Taking a puppy to first watch the goings on in the park, with all the outdoor smells, and the running of children, the cars going by etc can be a bigger outing than we might think. We don’t notice every sound, sight, smell, and soccer ball, but a puppy will. All at once. So a first time there I’d pick a week day morning, or less crowded time.
Anything my pup shows interest in will get checked out: what’s it called, what’s it do, what’s it smell like? Do little toddlers pet too hard, or babies crawling mean he lays down? Swing sets swing! Some areas have grass, some have sand, some have bark mulch, some are concrete.
A startle response is okay, but coaxing them out of it to go investigate is what I do. “Soothing” a spooked puppy only reinforces that spook. A service dog in particular must be able to recompose themselves, to refocus, and figure out.

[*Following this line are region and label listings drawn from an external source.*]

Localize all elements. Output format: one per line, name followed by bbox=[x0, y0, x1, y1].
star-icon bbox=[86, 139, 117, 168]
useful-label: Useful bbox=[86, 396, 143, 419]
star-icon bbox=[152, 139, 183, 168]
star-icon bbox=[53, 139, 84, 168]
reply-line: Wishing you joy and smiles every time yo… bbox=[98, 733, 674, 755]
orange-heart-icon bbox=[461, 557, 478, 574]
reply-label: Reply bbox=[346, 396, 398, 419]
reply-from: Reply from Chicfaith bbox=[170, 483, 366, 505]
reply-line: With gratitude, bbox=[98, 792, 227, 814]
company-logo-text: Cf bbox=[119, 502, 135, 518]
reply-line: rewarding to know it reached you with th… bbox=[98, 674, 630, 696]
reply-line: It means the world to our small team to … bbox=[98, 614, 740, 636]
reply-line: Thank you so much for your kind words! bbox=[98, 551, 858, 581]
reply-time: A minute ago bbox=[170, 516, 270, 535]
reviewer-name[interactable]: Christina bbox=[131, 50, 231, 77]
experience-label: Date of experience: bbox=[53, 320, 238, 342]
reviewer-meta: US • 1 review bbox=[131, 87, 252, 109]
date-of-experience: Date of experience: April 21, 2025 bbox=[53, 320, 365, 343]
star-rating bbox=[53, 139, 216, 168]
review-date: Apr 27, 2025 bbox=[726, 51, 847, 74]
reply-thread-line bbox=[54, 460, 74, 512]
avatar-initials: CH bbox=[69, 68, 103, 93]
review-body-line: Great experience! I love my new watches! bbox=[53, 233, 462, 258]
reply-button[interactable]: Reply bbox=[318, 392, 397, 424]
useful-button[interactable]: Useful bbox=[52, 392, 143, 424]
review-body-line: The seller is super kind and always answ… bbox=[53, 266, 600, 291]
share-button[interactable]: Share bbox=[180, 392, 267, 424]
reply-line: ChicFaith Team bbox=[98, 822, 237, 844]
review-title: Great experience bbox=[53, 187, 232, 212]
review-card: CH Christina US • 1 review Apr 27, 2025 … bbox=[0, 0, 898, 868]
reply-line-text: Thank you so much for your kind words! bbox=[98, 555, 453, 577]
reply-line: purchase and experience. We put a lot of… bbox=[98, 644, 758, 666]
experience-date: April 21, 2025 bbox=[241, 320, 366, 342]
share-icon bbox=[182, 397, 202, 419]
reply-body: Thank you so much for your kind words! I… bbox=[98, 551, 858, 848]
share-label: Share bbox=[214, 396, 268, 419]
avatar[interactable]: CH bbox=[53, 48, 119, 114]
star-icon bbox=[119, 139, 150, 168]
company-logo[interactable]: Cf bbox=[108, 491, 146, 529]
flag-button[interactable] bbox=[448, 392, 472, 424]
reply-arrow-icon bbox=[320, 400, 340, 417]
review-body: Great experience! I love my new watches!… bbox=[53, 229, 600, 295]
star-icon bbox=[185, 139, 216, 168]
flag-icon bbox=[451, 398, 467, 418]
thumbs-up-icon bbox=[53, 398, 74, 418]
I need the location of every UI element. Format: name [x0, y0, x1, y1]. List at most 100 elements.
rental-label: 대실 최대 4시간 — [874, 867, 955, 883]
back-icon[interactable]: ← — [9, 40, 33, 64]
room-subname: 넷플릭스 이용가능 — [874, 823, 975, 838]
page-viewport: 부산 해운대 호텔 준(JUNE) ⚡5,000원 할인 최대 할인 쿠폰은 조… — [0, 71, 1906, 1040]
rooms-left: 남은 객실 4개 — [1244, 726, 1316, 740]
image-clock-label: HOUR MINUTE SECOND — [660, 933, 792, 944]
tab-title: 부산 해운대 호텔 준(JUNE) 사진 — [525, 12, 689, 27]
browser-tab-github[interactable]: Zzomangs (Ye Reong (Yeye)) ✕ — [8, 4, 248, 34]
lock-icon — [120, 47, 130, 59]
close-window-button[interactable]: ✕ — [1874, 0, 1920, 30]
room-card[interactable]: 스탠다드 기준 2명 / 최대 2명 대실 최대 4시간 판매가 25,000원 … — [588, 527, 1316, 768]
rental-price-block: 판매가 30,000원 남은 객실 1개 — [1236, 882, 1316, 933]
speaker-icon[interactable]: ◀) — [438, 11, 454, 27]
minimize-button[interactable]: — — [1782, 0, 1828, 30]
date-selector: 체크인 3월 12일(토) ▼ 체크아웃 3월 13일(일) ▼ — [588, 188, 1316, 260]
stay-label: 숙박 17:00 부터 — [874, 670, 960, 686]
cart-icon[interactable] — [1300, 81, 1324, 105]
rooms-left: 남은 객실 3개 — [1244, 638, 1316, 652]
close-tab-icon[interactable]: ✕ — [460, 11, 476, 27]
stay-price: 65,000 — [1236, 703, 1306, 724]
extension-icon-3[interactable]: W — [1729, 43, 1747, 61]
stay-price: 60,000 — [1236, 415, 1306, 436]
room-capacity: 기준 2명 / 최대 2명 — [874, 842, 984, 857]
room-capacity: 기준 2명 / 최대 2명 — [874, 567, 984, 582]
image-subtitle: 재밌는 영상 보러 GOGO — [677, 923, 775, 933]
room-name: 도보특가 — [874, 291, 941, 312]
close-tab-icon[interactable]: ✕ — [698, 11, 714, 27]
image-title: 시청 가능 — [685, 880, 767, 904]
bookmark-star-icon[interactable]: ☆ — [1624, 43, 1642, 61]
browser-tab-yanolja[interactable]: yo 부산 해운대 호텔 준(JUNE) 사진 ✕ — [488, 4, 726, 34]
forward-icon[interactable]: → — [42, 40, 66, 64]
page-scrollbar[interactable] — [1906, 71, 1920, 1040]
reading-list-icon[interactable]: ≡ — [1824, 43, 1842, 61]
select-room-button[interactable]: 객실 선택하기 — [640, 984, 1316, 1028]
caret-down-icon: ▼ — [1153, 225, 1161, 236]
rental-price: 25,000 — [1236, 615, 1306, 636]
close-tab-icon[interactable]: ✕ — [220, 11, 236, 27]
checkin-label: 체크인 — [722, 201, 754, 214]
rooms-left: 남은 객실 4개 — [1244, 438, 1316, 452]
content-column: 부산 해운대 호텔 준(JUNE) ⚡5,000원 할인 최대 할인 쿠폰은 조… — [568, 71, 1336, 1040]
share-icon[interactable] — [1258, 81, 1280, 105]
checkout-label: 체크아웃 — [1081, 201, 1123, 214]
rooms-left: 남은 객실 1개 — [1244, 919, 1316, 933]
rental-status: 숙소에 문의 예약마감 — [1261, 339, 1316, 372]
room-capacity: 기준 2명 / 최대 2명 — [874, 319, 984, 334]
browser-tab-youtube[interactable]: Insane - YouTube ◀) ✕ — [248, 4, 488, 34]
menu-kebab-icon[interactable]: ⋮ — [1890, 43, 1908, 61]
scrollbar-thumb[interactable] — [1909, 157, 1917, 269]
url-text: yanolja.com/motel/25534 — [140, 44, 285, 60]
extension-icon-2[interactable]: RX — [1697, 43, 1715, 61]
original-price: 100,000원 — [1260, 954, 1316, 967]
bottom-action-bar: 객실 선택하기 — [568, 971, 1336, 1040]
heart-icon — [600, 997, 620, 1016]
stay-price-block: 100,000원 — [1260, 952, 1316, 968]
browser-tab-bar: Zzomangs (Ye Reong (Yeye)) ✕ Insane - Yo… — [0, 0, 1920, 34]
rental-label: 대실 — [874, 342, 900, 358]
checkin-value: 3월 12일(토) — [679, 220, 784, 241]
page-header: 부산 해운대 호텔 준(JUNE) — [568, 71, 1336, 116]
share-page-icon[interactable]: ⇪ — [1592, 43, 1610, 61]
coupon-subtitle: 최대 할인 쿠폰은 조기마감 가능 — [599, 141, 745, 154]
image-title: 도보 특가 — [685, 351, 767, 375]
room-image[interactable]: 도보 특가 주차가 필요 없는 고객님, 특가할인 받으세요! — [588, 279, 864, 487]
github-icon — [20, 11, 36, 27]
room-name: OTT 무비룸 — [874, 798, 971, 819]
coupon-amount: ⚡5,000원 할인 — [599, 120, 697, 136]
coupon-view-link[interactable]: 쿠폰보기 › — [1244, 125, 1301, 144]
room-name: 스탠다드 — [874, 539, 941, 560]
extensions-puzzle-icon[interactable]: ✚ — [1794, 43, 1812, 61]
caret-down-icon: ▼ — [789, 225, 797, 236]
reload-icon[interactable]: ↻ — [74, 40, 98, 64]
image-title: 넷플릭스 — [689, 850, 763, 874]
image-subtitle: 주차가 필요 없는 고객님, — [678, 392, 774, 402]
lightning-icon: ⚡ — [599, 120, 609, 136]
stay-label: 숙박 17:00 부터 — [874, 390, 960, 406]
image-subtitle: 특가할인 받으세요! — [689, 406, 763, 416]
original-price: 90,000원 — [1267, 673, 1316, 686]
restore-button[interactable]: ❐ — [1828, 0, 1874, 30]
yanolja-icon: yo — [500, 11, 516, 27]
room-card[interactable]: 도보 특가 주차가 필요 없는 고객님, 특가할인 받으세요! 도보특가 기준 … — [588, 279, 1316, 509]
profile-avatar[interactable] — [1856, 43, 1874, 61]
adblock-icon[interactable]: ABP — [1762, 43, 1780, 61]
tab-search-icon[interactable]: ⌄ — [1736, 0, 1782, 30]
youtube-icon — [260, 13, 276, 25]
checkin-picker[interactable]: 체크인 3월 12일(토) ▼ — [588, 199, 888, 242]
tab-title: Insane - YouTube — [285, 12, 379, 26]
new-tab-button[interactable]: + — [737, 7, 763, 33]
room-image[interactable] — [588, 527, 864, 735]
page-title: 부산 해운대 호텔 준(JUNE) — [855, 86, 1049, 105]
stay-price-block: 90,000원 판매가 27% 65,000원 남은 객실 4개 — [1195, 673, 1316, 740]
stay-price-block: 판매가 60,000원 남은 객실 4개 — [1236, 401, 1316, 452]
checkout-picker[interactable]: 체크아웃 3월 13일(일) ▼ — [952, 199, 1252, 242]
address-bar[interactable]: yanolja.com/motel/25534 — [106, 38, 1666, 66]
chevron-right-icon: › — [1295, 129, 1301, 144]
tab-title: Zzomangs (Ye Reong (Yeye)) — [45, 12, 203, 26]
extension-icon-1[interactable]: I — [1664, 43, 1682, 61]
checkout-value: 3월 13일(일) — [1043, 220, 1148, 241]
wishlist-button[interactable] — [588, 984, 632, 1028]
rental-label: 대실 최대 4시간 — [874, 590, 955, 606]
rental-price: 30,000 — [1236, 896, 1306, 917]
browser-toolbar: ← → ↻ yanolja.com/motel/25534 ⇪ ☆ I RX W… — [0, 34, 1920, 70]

A couple big keys to making a socializing experience is you’re attitude, and matching the reinforcement to the wanted behavior. If you’re in a hurry, don’t have time to linger, or cannot just up and leave if the experience is too much for a pup, don’t go. Pick another time.
If you are looking forward to enjoying watching that new toddles discover what an elevator does, they’ll be primed to think maybe this could be fun. Matching the reward isn’t as hard to do as it is to explain either: the bigger, newer, or more potentially scary something is, that’s when you bring out the seriously good stuff and don’t be stingy with it.
Had a Dane that loved garlic bread, one who liked peach ice cream, another that would stand on his head for chinese chicken. Kenai loved butter of all things. Whatever it takes!
As experiences become accepted by the pup, the less of their favorite killer good stuff they get, and the less often they get it.
By the end of 9 weeks old, we are going on at least 2 small outings a day, or one sorta bigger one if they are showing themselves to be confident. Each week, I try to increase the number, the length, and the intensity of their new experiences.
That’s when having a good clicker trainer to take them out once or twice a week without me, to THOSE places is invaluable. There are places, sounds, crowds, etc that give me big anxiety or balance problems. So I will gladly pay to have a trained pro take my new puppy there for me. I’d rather spend the money on their socializing than even the difficult task training later.
If you trust your spouse, friends, or older kids to be good at watching and socializing the puppy, that’s great! Send them off (and hope they tell you more about it than “it was fine” *grin*). The more people they get used to, learn to adjust to, the better!